Familiarising Yourself With Common Dental Procedures


Hopefully, when you visit the dentist, all will be well and you will leave with a smile that has simply been scaled and polished. However, every now and then, you may find that your check up highlights issues that need to be rectified with further dental treatment. Surprisingly few of us know all too much about the procedures that dentists may need to carry out on us at some point or another. But it’s extremely important that you understand your dental health and are aware of what different procedures entail. While a dentist will generally brief you regarding what will be done before carrying out a procedure, it’s a good idea to clue yourself up before you go into their office. Here are just a few common dental procedures that you might want to know a little more about!


If you begin to experience tooth decay and reach out to your dentist in the early stages of the process, the first route of action that they will generally take is to carry out a filling. A filling is a method used to restore a tooth that has been affected by decay. You will generally have a local anaesthetic. Once this has taken hold, your dentist will use a variety of tools to remove decayed tooth matter, clean the area, and then fill the cleaned cavity with filling material. The four most common filling materials used are gold, amalgam (or “silver” fillings), composite (or plastic) resin, or porcelain. Each of these materials has specific qualities and you may like to request one or another based on these qualities.


Gold fillings are perhaps one of the most traditional types of filling material. Gold tends to be well tolerated by the majority of people’s gum tissue and is hard wearing, meaning that a gold filling can last up to twenty years. It is, however, the most expensive filling material.


Amalgam tends to be the most commonly used filling material. It is cheaper than gold and tends to stay in place well. The dark colour of amalgam fillings, however, does make them more noticeable. Consequently, amalgam is generally used for teeth further back in the mouth that remain hidden most of the time.


Composite resins can be made to match the colour of your own teeth, making composite fillings a whole lot more discreet than the previously mentioned options. They are generally favoured by people concerned with their appearance, especially when used on front or more visible teeth. Composite can chip and wear over time. You may need to get them replaced between three years to ten years after they have been fitted.

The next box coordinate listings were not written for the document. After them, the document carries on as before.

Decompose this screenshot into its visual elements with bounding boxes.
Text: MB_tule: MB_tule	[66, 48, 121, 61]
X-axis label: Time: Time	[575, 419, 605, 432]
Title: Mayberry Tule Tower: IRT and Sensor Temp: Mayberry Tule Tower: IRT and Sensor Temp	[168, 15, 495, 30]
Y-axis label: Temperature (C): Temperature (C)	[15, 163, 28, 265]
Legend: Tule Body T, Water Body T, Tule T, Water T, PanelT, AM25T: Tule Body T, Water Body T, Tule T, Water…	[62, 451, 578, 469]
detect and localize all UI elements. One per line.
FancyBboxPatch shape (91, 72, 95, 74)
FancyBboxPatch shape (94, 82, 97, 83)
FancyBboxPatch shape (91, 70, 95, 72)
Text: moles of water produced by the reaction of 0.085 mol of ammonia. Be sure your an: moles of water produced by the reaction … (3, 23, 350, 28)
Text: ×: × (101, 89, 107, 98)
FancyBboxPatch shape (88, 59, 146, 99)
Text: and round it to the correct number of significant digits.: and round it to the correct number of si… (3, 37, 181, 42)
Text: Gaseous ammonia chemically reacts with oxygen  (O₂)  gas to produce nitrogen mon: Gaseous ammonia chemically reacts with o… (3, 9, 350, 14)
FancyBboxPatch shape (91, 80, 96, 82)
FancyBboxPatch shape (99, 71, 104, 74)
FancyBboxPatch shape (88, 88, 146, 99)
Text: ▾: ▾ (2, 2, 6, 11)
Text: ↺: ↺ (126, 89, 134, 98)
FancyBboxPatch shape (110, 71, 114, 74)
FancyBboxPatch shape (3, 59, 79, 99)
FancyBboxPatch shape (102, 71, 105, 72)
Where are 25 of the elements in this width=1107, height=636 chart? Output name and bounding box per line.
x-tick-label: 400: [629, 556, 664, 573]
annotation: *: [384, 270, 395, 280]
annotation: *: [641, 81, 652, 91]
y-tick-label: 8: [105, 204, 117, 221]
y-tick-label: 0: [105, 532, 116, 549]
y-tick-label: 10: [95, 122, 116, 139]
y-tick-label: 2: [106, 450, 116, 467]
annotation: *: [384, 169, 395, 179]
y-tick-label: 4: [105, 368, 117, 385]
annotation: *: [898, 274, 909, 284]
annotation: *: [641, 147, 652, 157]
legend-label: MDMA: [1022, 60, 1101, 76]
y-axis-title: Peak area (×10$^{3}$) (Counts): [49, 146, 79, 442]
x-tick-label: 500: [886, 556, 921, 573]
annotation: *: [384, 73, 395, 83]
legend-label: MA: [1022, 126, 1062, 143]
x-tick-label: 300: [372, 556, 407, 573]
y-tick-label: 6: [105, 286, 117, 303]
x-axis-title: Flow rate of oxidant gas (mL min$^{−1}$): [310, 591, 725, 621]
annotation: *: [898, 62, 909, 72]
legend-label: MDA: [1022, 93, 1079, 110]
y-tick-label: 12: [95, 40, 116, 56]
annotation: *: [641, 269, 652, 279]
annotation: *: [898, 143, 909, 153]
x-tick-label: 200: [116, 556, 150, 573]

Porcelain is generally used as a cap, an inlay, or overlay rather than as a pure filling material. It is costly and tends to be priced around the same as gold fillings.

Root Canals

If decay is not treated before it causes more serious damage, or if an existing filling is not fitted correctly and leaks manage to make their way behind the filling itself, you may have to undergo root canal treatment. Generally speaking, your dentist will be able to tell you whether you need to have a root canal carried out, but you can keep an eye out for a variety of warning signs you need a root canal. Otherwise referred to as endodontics, root canal treatment tends to be a little more complex than a casual filling, will take more time to complete, and will consequently come hand in hand with a higher price tag. Before planning a root canal, a dentist will check that you definitely need one. They will carry out an x ray. If the x ray shows that the pulp of your tooth is infected or damaged, they will then create a course of treatment. Pulp infection will cause pain, but many people make the mistake of consulting a dentist, then assuming that they don’t need root canal treatment when the pain goes away. While the pain may go away, the infection won’t. Pain will begin to subside over time as the pulp of your tooth dies. Only root canal treatment will clean the root canal system and keep infection at bay.

Tooth Extraction

Tooth extraction is a dental procedure in which a tooth is pulled out and removed from the mouth. While your adult teeth should last a lifetime, there are various reasons that you might have to have a tooth extracted. If you have experienced injury, you may have a tooth that is damaged beyond repair. If your wisdom teeth fail to come through in an anticipated manner, they may have to be removed to prevent damage to your other teeth or infection. If a tooth is infected and your immune system is already compromised, it may be better to remove it than try to treat it. You may simply have a crowded mouth and there are too many teeth trying to come through in too small a space! Whatever the reason for tooth extraction, it’s important to bear in mind that it isn’t a process to be scared of. Generally speaking, you will receive local anaesthetic to numb the area before the tooth is pulled. In some cases, you may receive general anaesthetic in order to put you to sleep while the tooth is pulled, however, this will be arranged well in advance of the appointment. The tooth will then be loosened and pulled! Your dentist will then give you information regarding proper aftercare - make sure to stick to this and to check back in should you experience any problems!

These are just a few of many dental procedures that are carried out on a daily basis around the world. But they are also some of the most common. Hopefully, the above information has helped you to familiarise yourself with them!